Haghi’s unwilling accomplice is Sonja Baranilkowa, whom he charges with the task of fending off his adversary – and her love interest – Agent 326 (Willy Frisch). The latter spy is a far cry from the suave, hardened action heroes of the modern era; he smothers his lady with puppy kisses and sobs over a stiff drink when he fears to have lost her forever. There’s a boyish vulnerability and cluelessness to this man (Sonja always knows more than 326 at any given moment) that seems to have been bled out of the modern action genre in favour of rough or ravishing male leads and meaningless female sidekicks to match. That’s certainly true of the James Bond series, for which Spione is otherwise a clear heavy influence, from the ballroom masquerade, to the spy identified by a three-digit number, to even Haghi himself, an obvious forerunner to Ernst Stavro Blofeld.

Despite Sonja appearing as an ostensible ‘captive princess’ to Haghi, it’s curious to note that the upper hand in Spione is almost always secured by its women. Colonel Jellusic allows his libido to get the better of him, with fatal consequences; Agent 326 is gamed by Sonja until he rather desperately chases her down the street; even Mitsamuto, equally as prepared as the all-seeing Haghi, has his last-ditch plans outsmarted at the eleventh hour by a new lady-friend. As for Haghi, his formerly fool-proof machinations never appear on such shaky ground as when Sonja begins to assert her free will.

All this human manoeuvring builds a steady momentum that culminates in a train crash, a high-speed car chase, and a bank siege waged against both the clock and an onset of poisonous gas. The script by Lang’s wife Thea von Harbou, based on her original novel, feeds just enough dialogue and leaves the rest to these images of vehicular carnage and visually distinctive character designs. It’s a remarkable feat, considering the odds against a silent film in a genre since known for its convoluted plotting, but then for audiences in 1928 this would all have seemed as fresh as anything. At two-and-a-half hours, Lang’s penultimate silent feature is a brisk ride through the origin points of beloved spy thriller tropes.

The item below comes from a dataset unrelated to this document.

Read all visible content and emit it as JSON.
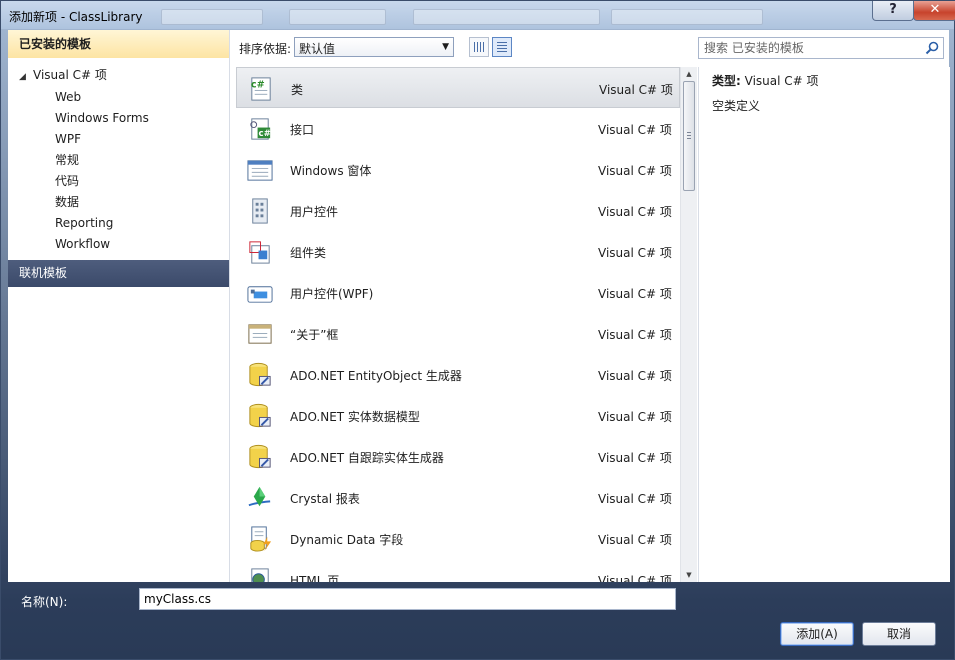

Fritz Arno Wagner’s photography has been restored from a process begun in 2003 by the Friedrich-Wilhelm-Murnau-Stiftung working from various nitrate copies, the basis of which came courtesy of Národní Filmový Archive in Prague. Eureka’s Masters of Cinema dual-format set comes packaged with a 69-minute documentary on the film, and a 40-page booklet containing writing by Murielle Joudet and Jonatham Rosenbaum.